US college and universities are experiencing a dramatic decline in enrollment of computing majors, despite a predicted, rapid increase in future jobs in the computer science (CS) and information technology (IT) sectors. This reflects a decline in the number of students taking the AP computer science exam. To address this issue, this project will build statewide networks of college, middle school, and high school faculty who will offer workshops and provide continuing support during the academic year. The networks will be set up in three different states (North Carolina, South Carolina, and California). College and university faculty will work directly with middle school and high school teachers in teaching and learning innovative and effective ways of introducing computing and computer programming, and in incorporating computational thinking into other disciplines. This project scales up a previous, successful collaborative project for students and teachers using the Alice 3D programming environment.
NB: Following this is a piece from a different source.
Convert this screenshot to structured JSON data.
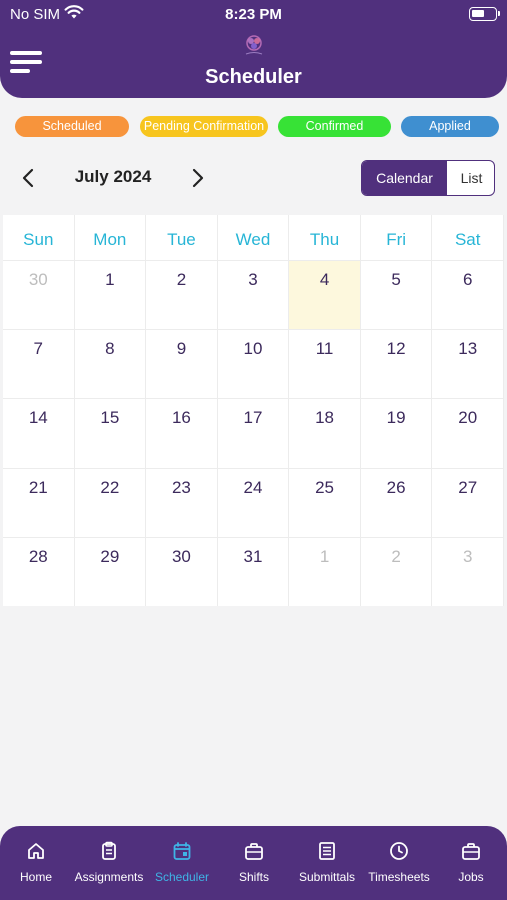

The approach focuses on a strong core of fundamental programming concepts and problem-solving techniques in an object-oriented, interactive environment. The project's external evaluation will include the collection of qualitative and quantitative data on teacher instruction and students' enrollment and performance. The project will train approximately 265 teachers directly, and provide support for master teachers to provide subsequent training for other teachers in their home districts. This project has the potential to increase the amount and effectiveness of instruction in object-oriented programming concepts and problem-solving to a large number of middle school and high school students. By training middle school and high school teachers in the proposed approach, and by providing support networks and building community, the project should be able to impact students throughout three states. Developed curricular materials will be stored in an online, searchable database to be freely available to all teachers. In making computing, computer science, programming, and computational thinking more attractive to middle school and high school students, the project team expects to encourage more students to major in STEM, and particularly computing, at the college level.